09-for-range-inclusive.zolo
// Feature: `for i in 0..=10` — inclusive range
// Syntax: `for var in start..=end { ... }`
// When to use: when the upper bound is conceptually
// "the last valid position" and must participate — e.g.
// days of the month `1..=31`, scores `0..=100`.
print("1..=5:")
for i in 1..=5 {
print(" {i}") // 1, 2, 3, 4, 5
}
// Practical difference vs exclusive.
var sum_excl = 0
for i in 1..10 { sum_excl = sum_excl + i }
print("1..10 = {sum_excl}") // 45
var sum_incl = 0
for i in 1..=10 { sum_incl = sum_incl + i }
print("1..=10 = {sum_incl}") // 55
Iterating over the elements of an array.
10-for-array.zolo
// Feature: `for x in array` — collection iteration
// Syntax: `for elem in iterable { ... }`
// When to use: walk arrays/lists without caring about
// the index. More readable than `for i in 0..arr.len()`.

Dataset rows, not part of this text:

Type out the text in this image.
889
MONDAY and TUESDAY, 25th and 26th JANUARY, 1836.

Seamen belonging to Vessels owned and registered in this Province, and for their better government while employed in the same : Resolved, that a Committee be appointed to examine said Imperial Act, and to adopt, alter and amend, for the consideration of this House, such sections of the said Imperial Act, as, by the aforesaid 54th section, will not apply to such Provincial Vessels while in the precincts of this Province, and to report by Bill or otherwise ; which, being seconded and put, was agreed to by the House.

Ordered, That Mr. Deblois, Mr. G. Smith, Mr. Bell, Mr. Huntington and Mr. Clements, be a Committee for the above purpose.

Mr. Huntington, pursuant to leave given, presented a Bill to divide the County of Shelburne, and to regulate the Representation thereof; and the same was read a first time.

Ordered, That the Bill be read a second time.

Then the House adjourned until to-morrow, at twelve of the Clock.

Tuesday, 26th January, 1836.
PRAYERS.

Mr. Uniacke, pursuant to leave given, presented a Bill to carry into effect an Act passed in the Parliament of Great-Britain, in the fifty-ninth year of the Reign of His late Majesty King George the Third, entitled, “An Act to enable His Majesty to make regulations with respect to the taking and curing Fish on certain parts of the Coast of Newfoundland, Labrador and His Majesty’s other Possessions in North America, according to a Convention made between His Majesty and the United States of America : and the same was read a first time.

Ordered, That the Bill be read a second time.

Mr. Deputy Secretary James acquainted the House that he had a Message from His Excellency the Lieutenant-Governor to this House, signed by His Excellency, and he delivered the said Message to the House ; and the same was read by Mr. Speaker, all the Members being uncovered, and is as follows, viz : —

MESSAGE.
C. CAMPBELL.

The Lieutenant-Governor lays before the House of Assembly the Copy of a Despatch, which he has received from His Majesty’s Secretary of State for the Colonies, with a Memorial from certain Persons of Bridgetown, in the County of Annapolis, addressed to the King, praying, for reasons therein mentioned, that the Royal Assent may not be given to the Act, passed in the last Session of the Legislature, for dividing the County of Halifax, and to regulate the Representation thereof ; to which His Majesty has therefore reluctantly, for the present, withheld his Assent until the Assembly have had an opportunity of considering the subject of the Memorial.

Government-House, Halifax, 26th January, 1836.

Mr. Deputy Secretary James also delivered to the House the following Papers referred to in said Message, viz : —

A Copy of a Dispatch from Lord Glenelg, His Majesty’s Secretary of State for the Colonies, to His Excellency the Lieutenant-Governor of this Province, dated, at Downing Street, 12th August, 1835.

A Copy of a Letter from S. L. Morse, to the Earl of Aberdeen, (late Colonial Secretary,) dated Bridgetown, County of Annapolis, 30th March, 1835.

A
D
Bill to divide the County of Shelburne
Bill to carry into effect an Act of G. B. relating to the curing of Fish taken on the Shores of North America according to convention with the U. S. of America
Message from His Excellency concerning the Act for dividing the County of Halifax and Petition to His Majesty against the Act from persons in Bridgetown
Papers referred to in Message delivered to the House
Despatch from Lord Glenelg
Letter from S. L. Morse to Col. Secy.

let fruits = ["apple", "banana", "cherry"]
for f in fruits {
print("fruit: {f}")
}
// Iteration with sum.
let nums = [10, 20, 30, 40, 50]
var total = 0
for n in nums {
total = total + n
}
print("total = {total}") // total = 150
// Combines well with structs/enums.
enum Shape {
Circle(float),
Rectangle(float, float),
}
let shapes = [Shape.Circle(2.0), Shape.Rectangle(3.0, 4.0)]
for s in shapes {
let descr = match s {
Shape::Circle(r) => "circle r={r}",
Shape::Rectangle(w, h) => "rectangle {w}x{h}",
}
print(descr)
}
break and continue control the iteration:
20-break-continue.zolo
// Feature: `break` and `continue` in loops
// Syntax: `break` (exit the loop), `continue` (skip to the
// next iteration)
// When to use: `break` to stop before the natural end;
// `continue` to skip cases without nesting `if`.
// `continue` — skip even numbers.
print("odd numbers in 0..10:")
for i in 0..10 {
if i % 2 == 0 {
continue
}
print(" {i}")
}
// expected: 1, 3, 5, 7, 9
// `break` — exit early when you find what you want.
let nums = [3, 8, 12, 5, 7, 20, 1]
var found = -1
for n in nums {
if n > 10 {
found = n
break
}
}
print("first > 10: {found}") // 12
// Nested loops — break only exits the innermost.
print("partial multiplication table:")
for i in 1..=4 {
for j in 1..=4 {
if i * j > 8 {
break // only exits the inner for j
}
print(" {i} x {j} = {i * j}")
}
}
// `continue` in while.
var i = 0
while i < 10 {
i = i + 1
if i % 3 == 0 {
continue // skip multiples of 3
}
print(" i={i}")
}
// expected: 1, 2, 4, 5, 7, 8, 10
Challenge
Rewrite the exclusive for 0..5 as a while with a manual counter and run
both — the output should be identical.